Kuester stepped into her role as pastor July 21, making July 27 her first Sunday in the pulpit.

“It was great,” Kuester said while sipping coffee in her office. “This is such a warm and welcoming community. Everyone is so kind.”

Kuester said coming to the Roberts church seemed “like it was meant to be.” Not only do she and her husband Lanny have a house in Stillwater, but her position as an interim pastor at First Congregational United Church of Christ in Moorhead, Minn., was coming to an end. She was interim pastor there for 10 months, while her husband remained at home as pastor of People’s Congregational Church in Bayport, Minn.

She heard from a colleague about an opening at Roberts, and everything fell into place after her interview.

“It seemed like a really good fit,” Kuester said.

Pastor Melinda Feller’s last day at Roberts UCC was June 15. She has moved to eastern Wisconsin, Kuester said.

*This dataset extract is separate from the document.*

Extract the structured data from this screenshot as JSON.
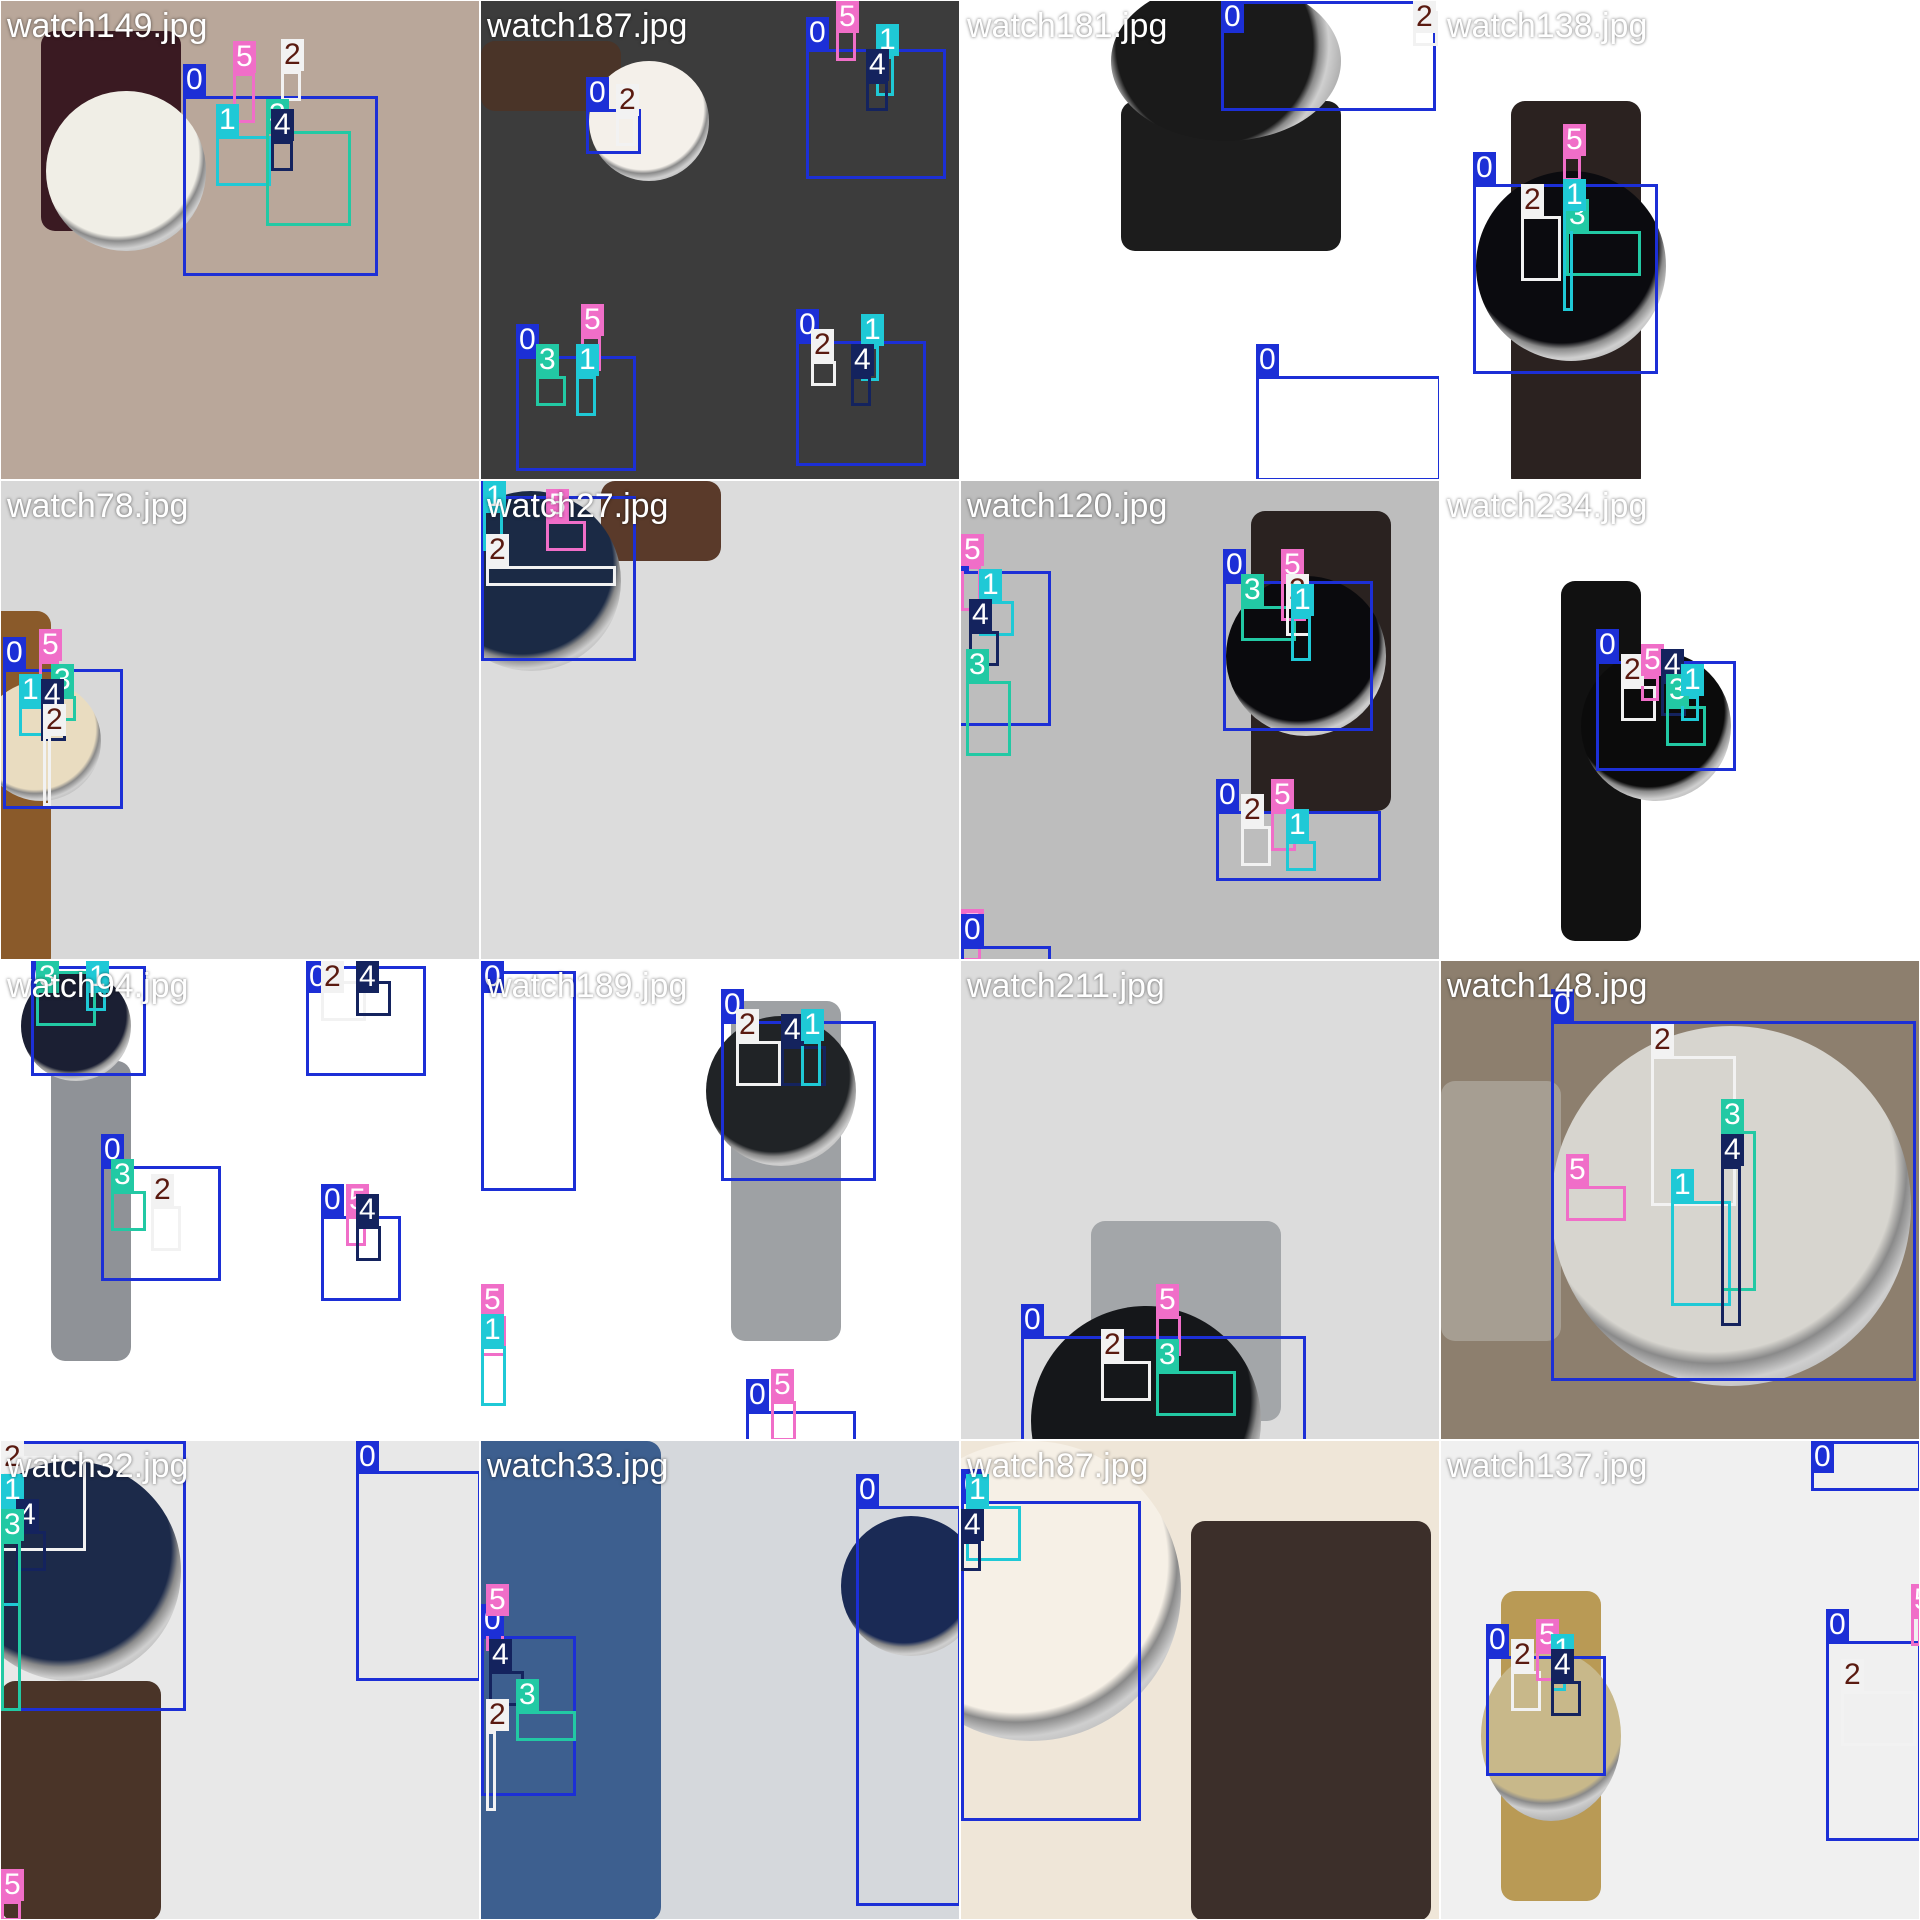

Kuester grew up in Nebraska. While she didn’t grow up on a farm, she comes from a farming background.

“It’s such an interesting blend around here, isn’t it?” she said of the farming/rural/suburban culture of western Wisconsin. “A lot of changes are coming for this area.”

Kuester graduated from United Theological Seminary in New Brighton, Minn., in 2011. Roberts UCC is the third church she has served.

While Kuester described her background as deeply imbedded in theater and singing (directing and performing), she feels arts and spirituality complement each other beautifully.

“Arts are a wonderful expression of spirituality,” Kuester said. “In learning how to sing, I learned it was a way to open up to God. It’s a natural way to be more deliberate in finding spiritual expression.”

Before she entered the seminary, Kuester took classes in the family social science department at the University of Minnesota, but was missing the spiritual component of her education. She said she took one class at the seminary, then another, and then another.

“I’m so grateful for the background I have because you bring everything you have to ministry, truly,” Kuester said.

Kuester, who has lived in the Twin Cities area her entire adult life, has two children: Emily, who lives in Spain; and Nathan, who lives in Washington, D.C. Her husband has two sons, Cody and Ben. Her eyes fairly sparkled when she spoke of her coonhound/Rottweiler, Homer.

“He’s old and deaf, but he loves me,” Kuester said. “He is so happy that I’m home.”

It’s obvious Kuester is happy to be in her home area too. She said while summertime at churches can be quiet, that is not so at Roberts UCC.

“Vacation Bible School begins on the 23rd, and the Red Cross had their blood drive here yesterday,” Kuester said. “We have the food pantry. There’s a lot going on, so I’m jumping in. There’s no time to rest.”

She also hopes to begin offering guidance in “parenting as a spiritual practice.”

As she looked around her new church home, she smiled.

“There are a lot of big hopes and dreams in making a building like this,” Kuester said. “I envision it as a community gathering place. I’m looking forward to getting to know the communities. My learning curve is very steep.”